The fact that pro wrestling has long been excommunicated by the legitimate sports world and banished to the realm of “entertainment” doesn’t matter. This insanity still thrives in our culture. Pro wrestling fans would argue that this admittedly scripted nonsense is the blue-collar theater of the 21st century. Suffice it to say, the Darwinist within wishes the federal government would offer free admission to any pro wrestling event for any male willing to undergo an onsite vasectomy.

NFL preseason games

Is there anything less compelling than a duel between third-string quarterbacks surrounded by casts of cut fodder? Sports culture’s desperation for all things NFL knows no shame (see the NFL Draft — “And with the 331st pick in the draft, the Washington Redskins select Urinal State’s …”). Mainlined pigskin is the crack cocaine of the average American sports addict. But televising and watching preseason games is pure sadomasochism. Attending preseason games probably merits an intervention.

Big Break

Here’s a suggested title for the Golf Channel’s inevitable sixth edition of the lifeless reality golf show: “Big Break VI: Bermuda Triangle.” The series produced a pair of watchable blips with its third and fourth installments. “Big Break III: Ladies Only” was an amusing extended catfight. And “Big Break IV: USA vs. Europe” merited a momentary channel-surfing pause, given its major championship venue (Carnoustie).
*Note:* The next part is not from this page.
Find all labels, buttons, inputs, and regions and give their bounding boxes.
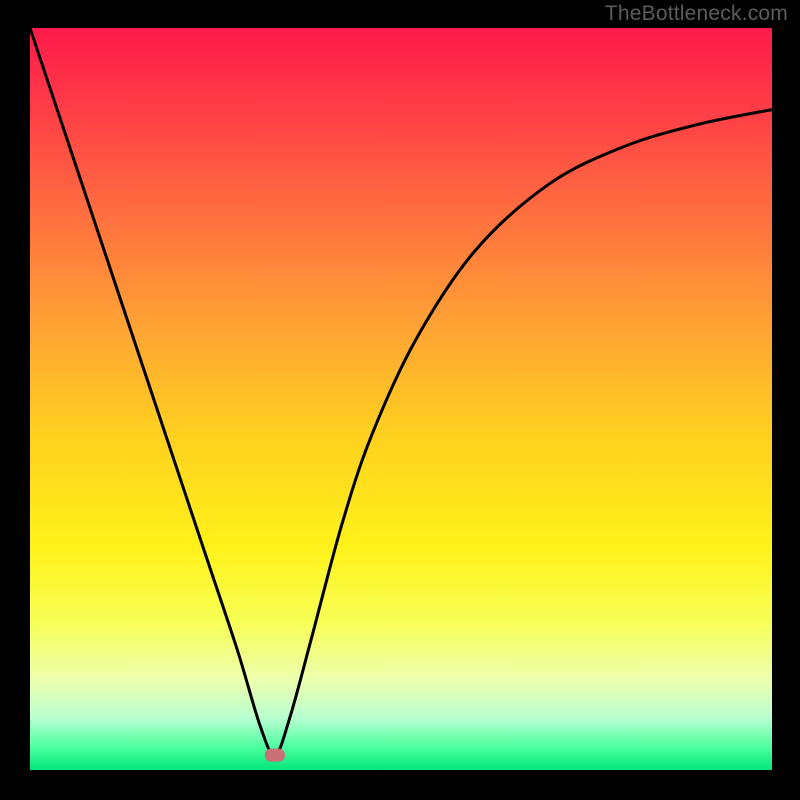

But hopefully the folks at the Golf Channel learned a thing or two from the Rocky movies. More than four retakes of virtually any concept, even a good one, can prove lethal. The only thing more painful than the desultory standard of play in the recently concluded “Big Break V: Hawaii” was watching Vince Cellini and Stephanie Sparks try to inject hush-toned suspense into the big bust.

X-Games

Another of ESPN’s unsightly skeletons, the X-Games were a blatant attempt to attribute false value to a generation whose favorite sports actually were body piercing and indifference.

Aside from our morbid fascination with street luge, the X-Games were less sport and more festival, a reason for thousands of angst-ridden teenagers to convene in the name of cannabis. Think Woodstock with skateboards and dirtbikes instead of Hendrix and The Who.